Le 7 décembre, le Commissariat à la protection de la vie privée du Canada (CPVP), conjointement avec toutes les autorités de protection de la vie privée provinciales et territoriales, a publié de nouvelles lignes directrices intitulées « Principes pour des technologies de l’IA générative responsables, dignes de confiance et respectueuses de la vie privée » (Principes). Ce document interprète la législation et les principes canadiens actuels en matière de protection de la vie privée dans le contexte de l’IA générative et s’applique aux entreprises qui développent, fournissent et utilisent des systèmes d’IA générative.
Même si les Principes ne lient pas les organismes de réglementation, ils sont susceptibles d’influencer leurs décisions, leurs enquêtes et leurs prises de position futures.
Ce que vous devez savoir
- Certaines mesures recommandées s’adressent aux développeurs et aux fournisseurs de systèmes d’IA générative, ces deux groupes devant généralement se conformer aux principes de protection de la vie privée qui concernent la gouvernance des données, le consentement et la transparence.

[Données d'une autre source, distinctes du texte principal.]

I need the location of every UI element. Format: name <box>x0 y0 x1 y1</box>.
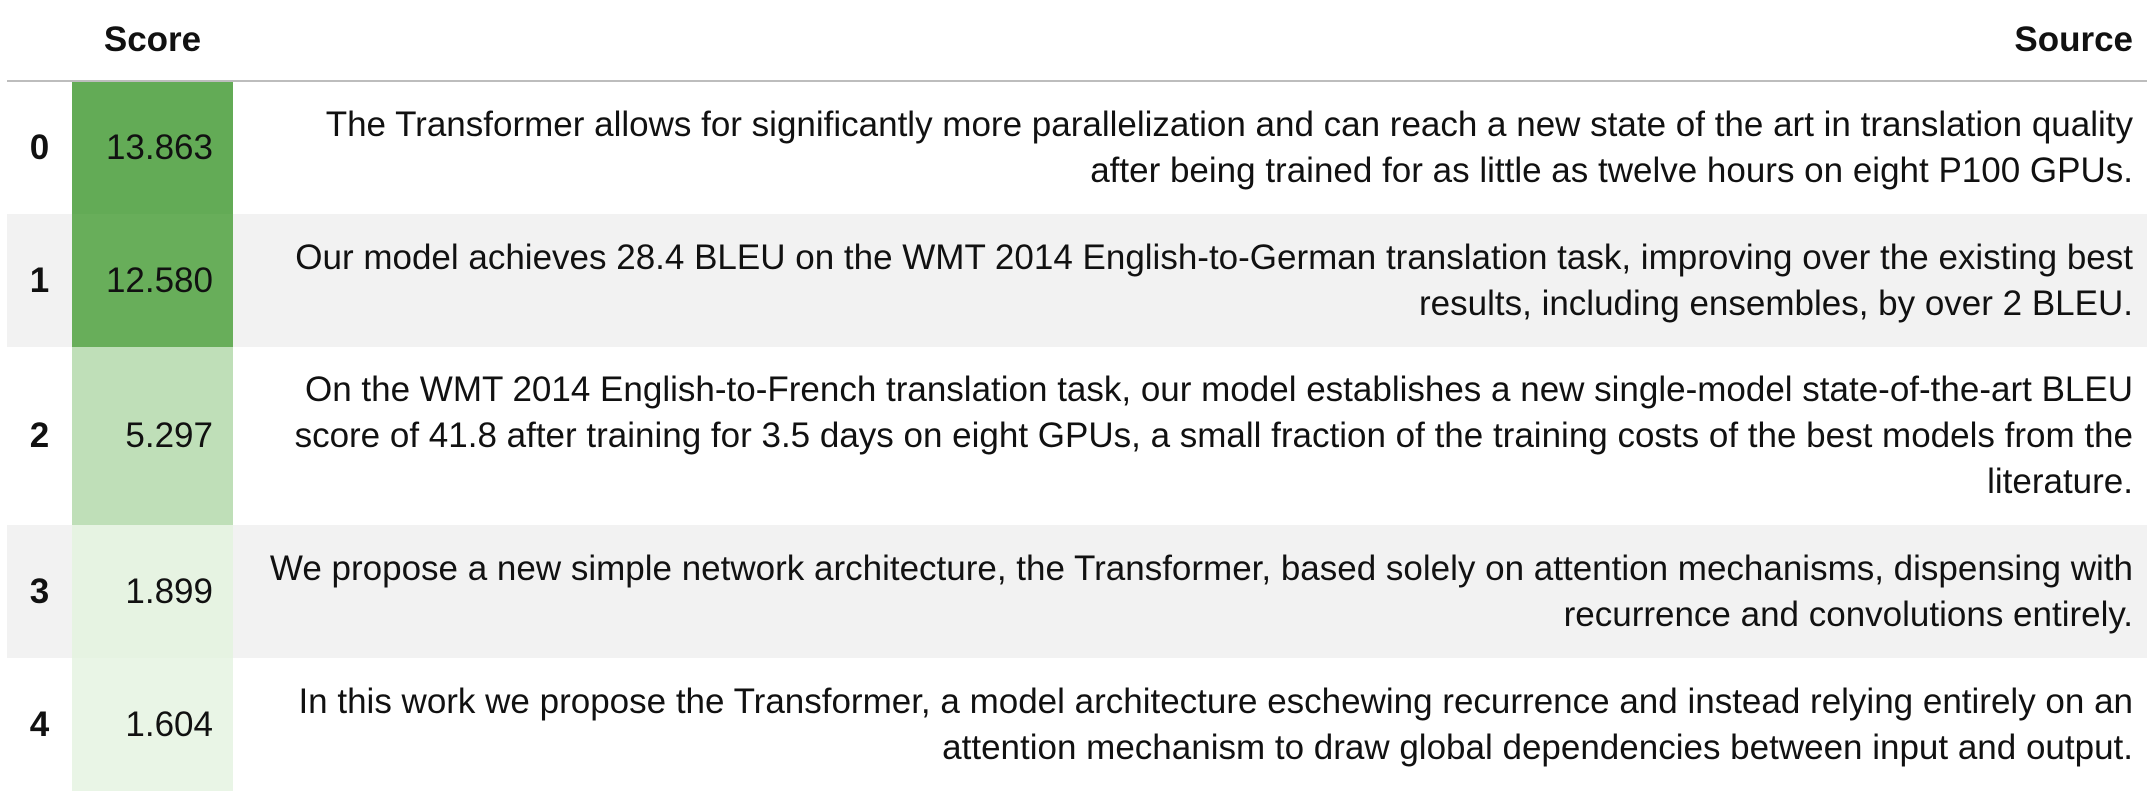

- Les Principes mettent l’accent sur la protection des groupes vulnérables dans le cadre du développement, de la fourniture ou de l’utilisation de l’IA générative, et notamment l’importance d’éviter des résultats discriminatoires.

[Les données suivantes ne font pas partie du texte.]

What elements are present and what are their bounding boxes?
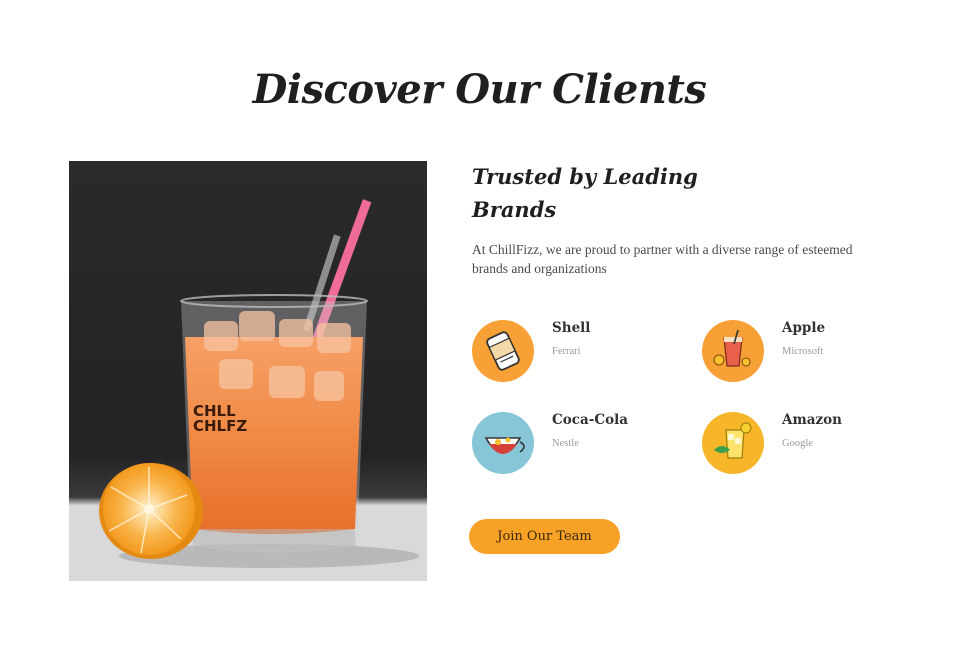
cup-print-line2: CHLFZ [193, 417, 247, 435]
lemonade-glass-icon [702, 412, 764, 474]
client-subtitle: Nestle [552, 438, 579, 449]
drink-photo: CHLL CHLFZ [69, 161, 427, 581]
client-name: Apple [782, 320, 826, 336]
client-item-shell: Shell Ferrari [472, 320, 672, 384]
subtitle: Trusted by Leading Brands [472, 160, 702, 226]
subtitle-line1: Trusted by Leading [472, 164, 698, 189]
client-item-amazon: Amazon Google [702, 412, 902, 476]
client-item-apple: Apple Microsoft [702, 320, 902, 384]
client-name: Coca-Cola [552, 412, 628, 428]
client-item-coca-cola: Coca-Cola Nestle [472, 412, 672, 476]
subtitle-line2: Brands [472, 197, 557, 222]
client-subtitle: Google [782, 438, 813, 449]
join-team-button[interactable]: Join Our Team [469, 519, 620, 554]
cocktail-glass-icon [702, 320, 764, 382]
intro-text: At ChillFizz, we are proud to partner wi… [472, 242, 853, 276]
client-subtitle: Microsoft [782, 346, 824, 357]
client-subtitle: Ferrari [552, 346, 581, 357]
client-name: Shell [552, 320, 591, 336]
client-name: Amazon [782, 412, 842, 428]
section-title: Discover Our Clients [252, 66, 707, 113]
soda-can-icon [472, 320, 534, 382]
client-intro: Trusted by Leading Brands At ChillFizz, … [472, 160, 892, 278]
punch-bowl-icon [472, 412, 534, 474]
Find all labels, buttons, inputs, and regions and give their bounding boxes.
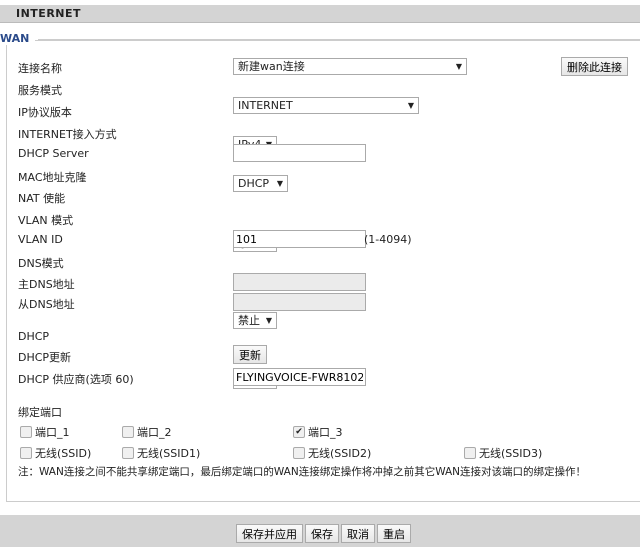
ssid1-checkbox[interactable]: 无线(SSID1) [122, 445, 200, 461]
dhcp-vendor-label: DHCP 供应商(选项 60) [18, 373, 134, 386]
page-title: INTERNET [16, 7, 82, 20]
selected-value: 新建wan连接 [238, 60, 305, 73]
binding-note: 注：WAN连接之间不能共享绑定端口，最后绑定端口的WAN连接绑定操作将冲掉之前其… [18, 466, 587, 478]
dhcp-renew-button[interactable]: 更新 [233, 345, 267, 364]
mac-clone-label: MAC地址克隆 [18, 171, 87, 184]
primary-dns-label: 主DNS地址 [18, 278, 75, 291]
page-header: INTERNET [0, 5, 640, 23]
checkbox-label: 无线(SSID3) [479, 447, 543, 460]
ssid-checkbox[interactable]: 无线(SSID) [20, 445, 91, 461]
selected-value: DHCP [238, 177, 270, 190]
access-mode-select[interactable]: DHCP ▼ [233, 175, 288, 192]
dropdown-arrow-icon: ▼ [407, 101, 414, 110]
footer-bar: 保存并应用 保存 取消 重启 [0, 515, 640, 547]
port-1-checkbox[interactable]: 端口_1 [20, 424, 70, 440]
dns-mode-label: DNS模式 [18, 257, 64, 270]
save-apply-button[interactable]: 保存并应用 [236, 524, 303, 543]
checkbox-icon [293, 447, 305, 459]
selected-value: INTERNET [238, 99, 293, 112]
conn-name-select[interactable]: 新建wan连接 ▼ [233, 58, 467, 75]
secondary-dns-label: 从DNS地址 [18, 298, 75, 311]
save-button[interactable]: 保存 [305, 524, 339, 543]
checkbox-label: 端口_3 [308, 426, 343, 439]
dropdown-arrow-icon: ▼ [455, 62, 462, 71]
checkbox-label: 无线(SSID2) [308, 447, 372, 460]
checkbox-label: 无线(SSID1) [137, 447, 201, 460]
ssid3-checkbox[interactable]: 无线(SSID3) [464, 445, 542, 461]
checkbox-label: 端口_2 [137, 426, 172, 439]
checkbox-label: 端口_1 [35, 426, 70, 439]
checkbox-icon [464, 447, 476, 459]
vlan-mode-select[interactable]: 禁止 ▼ [233, 312, 277, 329]
primary-dns-input[interactable] [233, 273, 366, 291]
checkbox-label: 无线(SSID) [35, 447, 92, 460]
service-mode-select[interactable]: INTERNET ▼ [233, 97, 419, 114]
section-legend: WAN [0, 32, 36, 45]
conn-name-label: 连接名称 [18, 62, 62, 75]
checkbox-icon [20, 447, 32, 459]
reboot-button[interactable]: 重启 [377, 524, 411, 543]
checkbox-icon [122, 426, 134, 438]
dhcp-heading: DHCP [18, 330, 50, 343]
ip-version-label: IP协议版本 [18, 106, 72, 119]
dhcp-server-label: DHCP Server [18, 147, 89, 160]
service-mode-label: 服务模式 [18, 84, 62, 97]
access-mode-label: INTERNET接入方式 [18, 128, 117, 141]
selected-value: 禁止 [238, 314, 260, 327]
vlan-id-input[interactable] [233, 230, 366, 248]
nat-label: NAT 使能 [18, 192, 66, 205]
dhcp-vendor-input[interactable] [233, 368, 366, 386]
cancel-button[interactable]: 取消 [341, 524, 375, 543]
vlan-id-hint: (1-4094) [364, 233, 412, 246]
vlan-mode-label: VLAN 模式 [18, 214, 74, 227]
binding-label: 绑定端口 [18, 406, 62, 419]
port-3-checkbox[interactable]: ✔ 端口_3 [293, 424, 343, 440]
dropdown-arrow-icon: ▼ [265, 316, 272, 325]
checkmark-icon: ✔ [293, 426, 305, 438]
vlan-id-label: VLAN ID [18, 233, 63, 246]
checkbox-icon [122, 447, 134, 459]
port-2-checkbox[interactable]: 端口_2 [122, 424, 172, 440]
delete-connection-button[interactable]: 删除此连接 [561, 57, 628, 76]
dhcp-server-input[interactable] [233, 144, 366, 162]
dhcp-renew-label: DHCP更新 [18, 351, 72, 364]
dropdown-arrow-icon: ▼ [276, 179, 283, 188]
checkbox-icon [20, 426, 32, 438]
secondary-dns-input[interactable] [233, 293, 366, 311]
ssid2-checkbox[interactable]: 无线(SSID2) [293, 445, 371, 461]
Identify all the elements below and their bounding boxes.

- Les Principes énoncent des pratiques concrètes qui aident à documenter la conformité de l’IA générative aux lois sur la protection de la vie privée. Ils visent à prévenir les utilisations inappropriées de l’IA et à s’assurer que les utilisateurs finaux disposent d’informations suffisantes sur les systèmes et de mécanismes pour faire respecter leurs droits à la vie privée.

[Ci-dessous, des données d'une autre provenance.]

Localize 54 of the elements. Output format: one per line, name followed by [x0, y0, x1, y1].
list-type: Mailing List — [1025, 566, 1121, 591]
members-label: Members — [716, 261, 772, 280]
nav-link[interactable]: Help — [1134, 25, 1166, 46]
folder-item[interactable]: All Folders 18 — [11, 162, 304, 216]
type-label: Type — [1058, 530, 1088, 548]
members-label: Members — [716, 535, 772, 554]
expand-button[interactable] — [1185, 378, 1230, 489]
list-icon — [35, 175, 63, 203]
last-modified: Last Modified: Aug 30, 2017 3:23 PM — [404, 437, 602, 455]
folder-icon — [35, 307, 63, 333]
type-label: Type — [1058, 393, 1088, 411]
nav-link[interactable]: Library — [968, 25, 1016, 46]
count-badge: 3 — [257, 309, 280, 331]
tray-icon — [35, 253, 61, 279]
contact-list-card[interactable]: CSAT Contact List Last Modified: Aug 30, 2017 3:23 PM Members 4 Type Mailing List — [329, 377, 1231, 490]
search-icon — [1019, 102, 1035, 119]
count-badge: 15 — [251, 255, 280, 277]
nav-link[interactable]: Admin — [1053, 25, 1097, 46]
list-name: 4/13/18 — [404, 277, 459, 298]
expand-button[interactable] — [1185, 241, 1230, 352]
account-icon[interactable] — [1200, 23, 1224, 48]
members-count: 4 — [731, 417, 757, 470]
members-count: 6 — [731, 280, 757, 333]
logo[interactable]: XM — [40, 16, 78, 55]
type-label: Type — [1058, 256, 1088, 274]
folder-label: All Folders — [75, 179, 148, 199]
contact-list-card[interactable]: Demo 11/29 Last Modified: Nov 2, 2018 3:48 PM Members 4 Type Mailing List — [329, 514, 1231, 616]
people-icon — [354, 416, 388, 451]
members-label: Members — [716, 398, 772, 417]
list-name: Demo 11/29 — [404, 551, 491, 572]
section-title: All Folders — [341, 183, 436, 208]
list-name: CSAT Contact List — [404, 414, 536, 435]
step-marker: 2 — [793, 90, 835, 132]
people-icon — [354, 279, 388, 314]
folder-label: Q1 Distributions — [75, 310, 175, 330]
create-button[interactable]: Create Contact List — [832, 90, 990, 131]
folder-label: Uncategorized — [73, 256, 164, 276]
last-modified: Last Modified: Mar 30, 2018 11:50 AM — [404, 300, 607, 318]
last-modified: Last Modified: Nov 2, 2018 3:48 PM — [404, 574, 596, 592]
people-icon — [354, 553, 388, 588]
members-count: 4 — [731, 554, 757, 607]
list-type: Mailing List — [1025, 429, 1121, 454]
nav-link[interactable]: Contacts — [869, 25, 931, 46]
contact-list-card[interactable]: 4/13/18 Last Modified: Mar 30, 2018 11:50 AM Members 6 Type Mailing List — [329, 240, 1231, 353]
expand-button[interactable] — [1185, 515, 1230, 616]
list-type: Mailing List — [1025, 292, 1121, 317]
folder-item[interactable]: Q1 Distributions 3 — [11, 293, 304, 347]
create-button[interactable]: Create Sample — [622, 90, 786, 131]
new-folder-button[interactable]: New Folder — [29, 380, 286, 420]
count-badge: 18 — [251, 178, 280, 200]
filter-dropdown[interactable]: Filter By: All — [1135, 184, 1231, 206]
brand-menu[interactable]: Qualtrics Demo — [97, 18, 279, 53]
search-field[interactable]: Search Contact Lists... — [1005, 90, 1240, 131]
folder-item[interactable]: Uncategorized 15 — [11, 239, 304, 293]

Utilisation responsable de l’IA générative – résumé des Principes
Les Principes s’adressent aux organisations publiques et privées et reprennent plusieurs exigences existantes de la législation canadienne sur la protection de la vie privée à l’IA générative.
Dans le tableau ci-après, nous comparons les Principes aux exigences clés des lois sur la protection de la vie privée (y compris celles figurant à l’annexe 1 de la LPRPDE) et expliquons comment celles-ci pourraient être appliquées dans le contexte de l’IA générative.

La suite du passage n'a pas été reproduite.